No caso da Psicologia, existem apenas cursos presenciais.
Posicionamento conjunto da ABEP, CPF e Fenapsi
Mais de 85% do ensino superior brasileiro hoje é privado, e essa condição tem estabelecido uma lógica hegemônica de expansão baseada no lucro, em que a educação se transformou em um negócio e não em um direito social, a despeito do empenho e seriedade das coordenações de curso e corpo docente. O objetivo do lucro cada vez maior tem determinado um menor aporte de recursos que atinge as condições do ensino, precariza o trabalho docente e traz graves riscos à população.
Nos cursos em EaD isso se agrava seriamente, com uma expansão descontrolada de vagas, que chega a um aumento de mais de 5.000% em dois anos, em algumas áreas. A proporção de professores, em média, cai para 7 por 1.000 alunos, com a contratação de muitos tutores, com salários e direitos trabalhistas precários.
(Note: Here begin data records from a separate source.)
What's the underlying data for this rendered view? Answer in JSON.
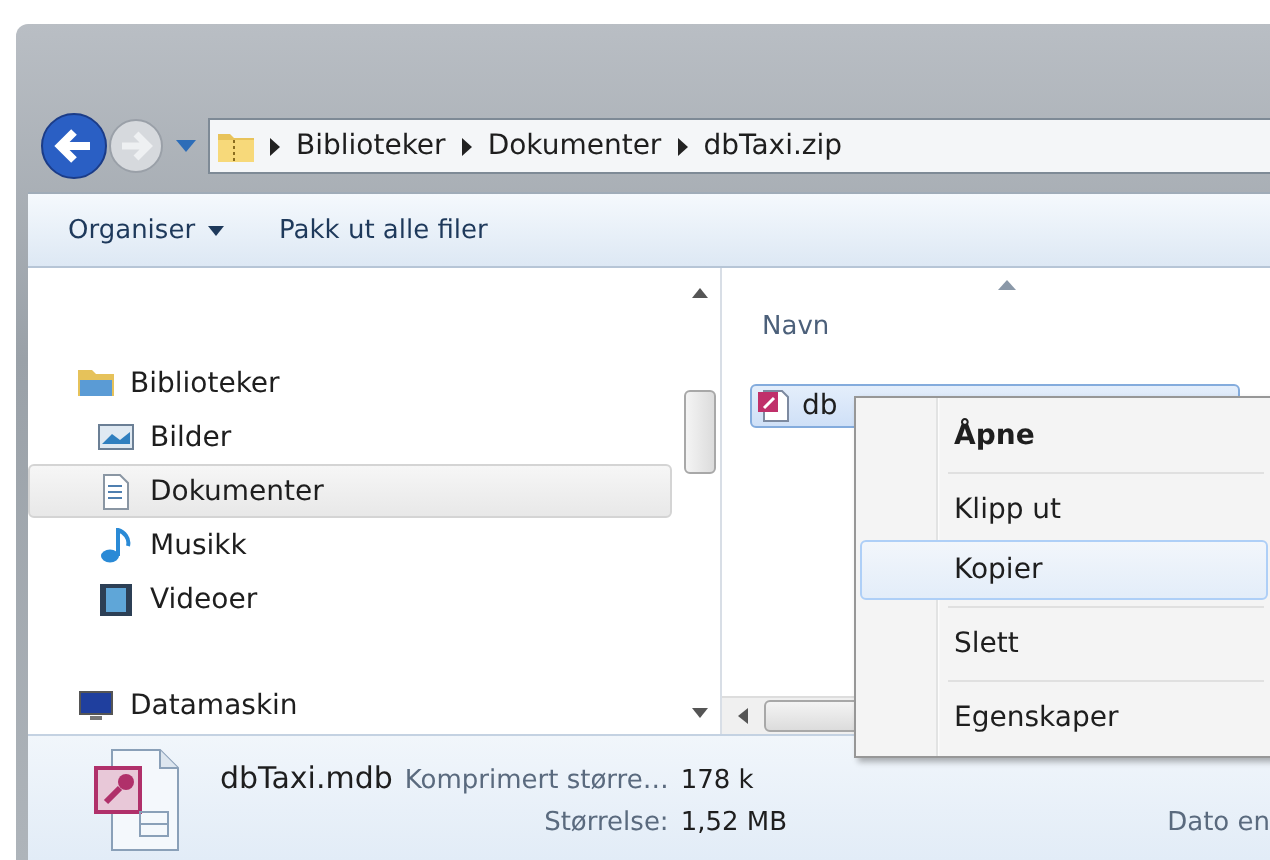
{
  "address": {
    "segments": [
      "Biblioteker",
      "Dokumenter",
      "dbTaxi.zip"
    ]
  },
  "toolbar": {
    "buttons": [
      {
        "label": "Organiser",
        "kind": "dropdown"
      },
      {
        "label": "Pakk ut alle filer",
        "kind": "plain"
      }
    ]
  },
  "nav": {
    "items": [
      {
        "label": "Biblioteker",
        "kind": "library",
        "selected": false,
        "children": [
          {
            "label": "Bilder",
            "kind": "pictures",
            "selected": false
          },
          {
            "label": "Dokumenter",
            "kind": "documents",
            "selected": true
          },
          {
            "label": "Musikk",
            "kind": "music",
            "selected": false
          },
          {
            "label": "Videoer",
            "kind": "videos",
            "selected": false
          }
        ]
      },
      {
        "label": "Datamaskin",
        "kind": "computer",
        "selected": false
      }
    ]
  },
  "files": {
    "column": "Navn",
    "items": [
      {
        "name": "db",
        "selected": true
      }
    ]
  },
  "context_menu": {
    "items": [
      {
        "kind": "default",
        "label": "Åpne",
        "selected": false
      },
      {
        "kind": "separator"
      },
      {
        "kind": "item",
        "label": "Klipp ut",
        "selected": false
      },
      {
        "kind": "item",
        "label": "Kopier",
        "selected": true
      },
      {
        "kind": "separator"
      },
      {
        "kind": "item",
        "label": "Slett",
        "selected": false
      },
      {
        "kind": "separator"
      },
      {
        "kind": "item",
        "label": "Egenskaper",
        "selected": false
      }
    ]
  },
  "details": {
    "name": "dbTaxi.mdb",
    "fields": [
      {
        "label": "Komprimert større…",
        "value": "178 k"
      },
      {
        "label": "Størrelse:",
        "value": "1,52 MB"
      },
      {
        "label": "Dato en"
      }
    ]
  }
}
Muitas vezes essa expansão descontrolada é divulgada, de forma distorcida, como democratização do ensino ou inclusão, quando na verdade atende a metas financeiras dos grandes conglomerados, desconsiderando a educação como estratégia de desenvolvimento e de promoção de direitos. E o mais grave é que essa prática perversa atinge tanto os que buscam uma formação profissional quanto a toda a população, que certamente ficará exposta a profissionais com sérias deficiências em sua formação.
Por que não podemos prescindir da formação presencial
A ABEP, o CFP e a Fenapsi são entidades defensoras da formação de qualidade ética e técnica, capaz de construir uma identidade profissional marcada pelo respeito às diferenças, pela compreensão das muitas vidas possíveis, pela empatia com o sofrimento e os dilemas da vida vivida, pela capacidade de compreender e dialogar com as muitas formas de pensar e ser, contidas em nossa cultura e diversidade nacional. O diálogo, o confronto de ideias, o debate respeitoso fundamentado em nossa pluralidade teórico-metodológica e nas diversas interpretações que fomentam, a descentração necessária à reflexão e compreensão na diferença, o desenvolvimento de atitudes e afetos que acolhem devem ser a marca do processo de formação em Psicologia.
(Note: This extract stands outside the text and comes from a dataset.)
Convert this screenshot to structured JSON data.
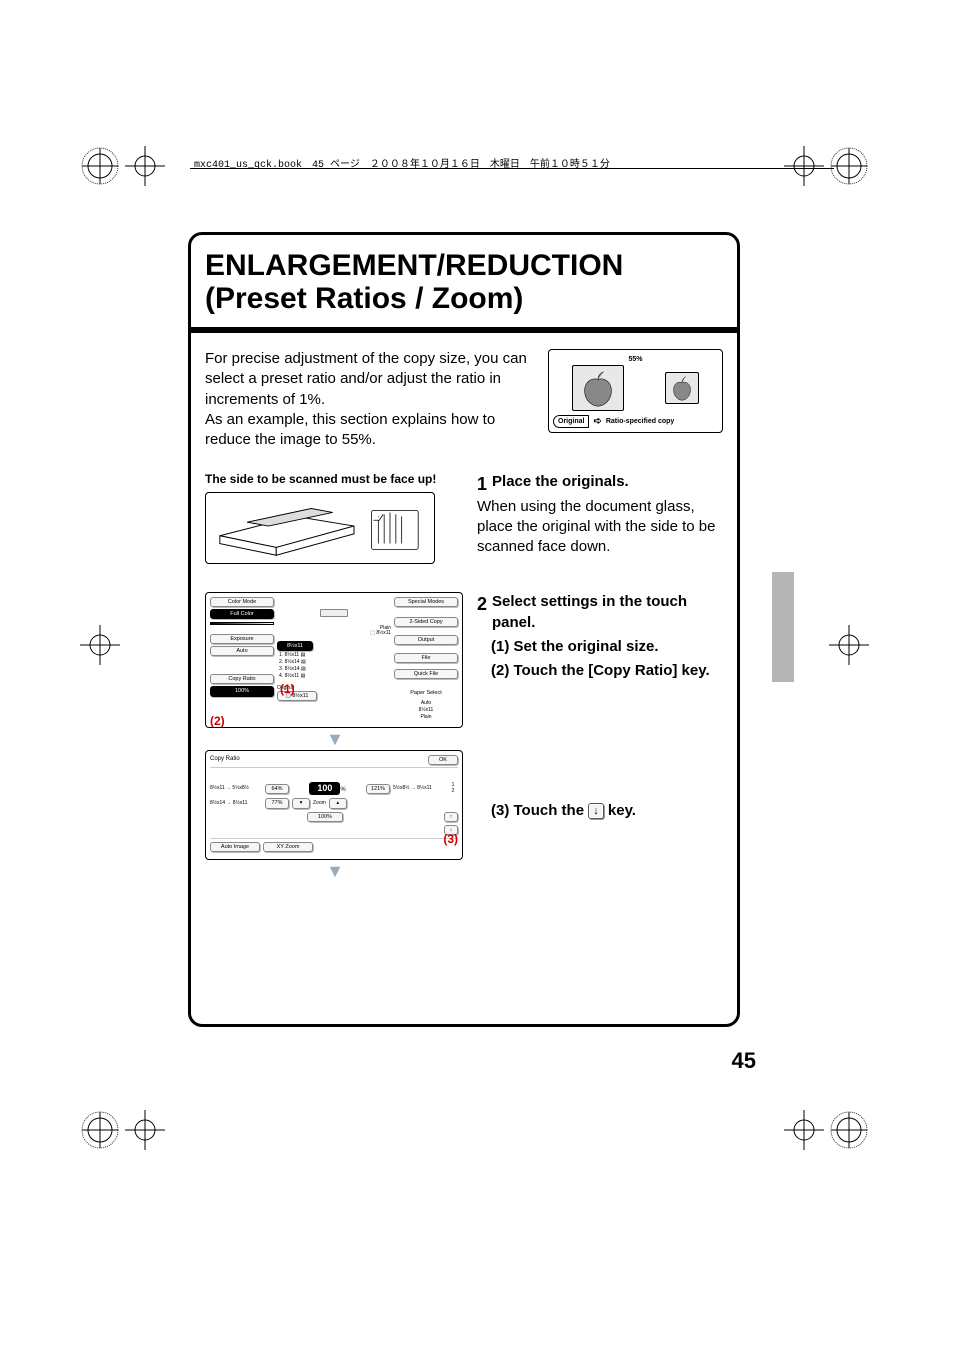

Esse conjunto de requisitos que formam a identidade profissional não se adquire por meio dos recursos a distância. Ele exige convivência, contato com as diferenças culturais, teórico-metodológicas, experenciais, entre docentes, estudantes e a comunidade. Exige vivências acadêmicas ricas e múltiplas, em que o espaço da sala de aula complementa-se com os demais espaços universitários, como laboratórios, salas de recursos e de orientação, com participação em grupos de pesquisa e estudo, frequência a eventos de natureza acadêmica, conhecimento da estrutura institucional e representação estudantil, conhecimento e contato com instâncias representativas da categoria, entre outros. E em que os espaços acadêmicos complementam-se com espaços de atuação profissional do psicólogo na comunidade, viabilizando a integração teórico-prática e as experiências reais de atuação durante todo o processo de formação.
Sendo assim, a recusa da oferta de cursos de graduação em Psicologia não se constitui em resistência ao uso das tecnologias nos processos ensino-aprendizagem; essas já fazem parte do cotidiano das instituições de ensino superior e podem coadjuvar os processos de formação. A recusa fundamenta-se nos requisitos essenciais à constituição de uma identidade profissional comprometida, competente e ética.
Ao defender a formação presencial, defendemos as/os profissionais que se dedicam ao ensino de Psicologia, que devem ser tratados como docentes e não relegados a categorias secundárias, com condições adequadas para o desenvolvimento de seu trabalho, bem como as coordenações de curso, que se empenham para garantir um ensino de qualidade e atento às Diretrizes Curriculares Nacionais para os Cursos de Graduação em Psicologia. Defendemos, ao mesmo tempo, as pessoas, grupos, instituições e comunidades, que nos diferentes espaços onde se insere a/o profissional de Psicologia, têm direito a um trabalho marcado pela competência técnica e pelo respeito.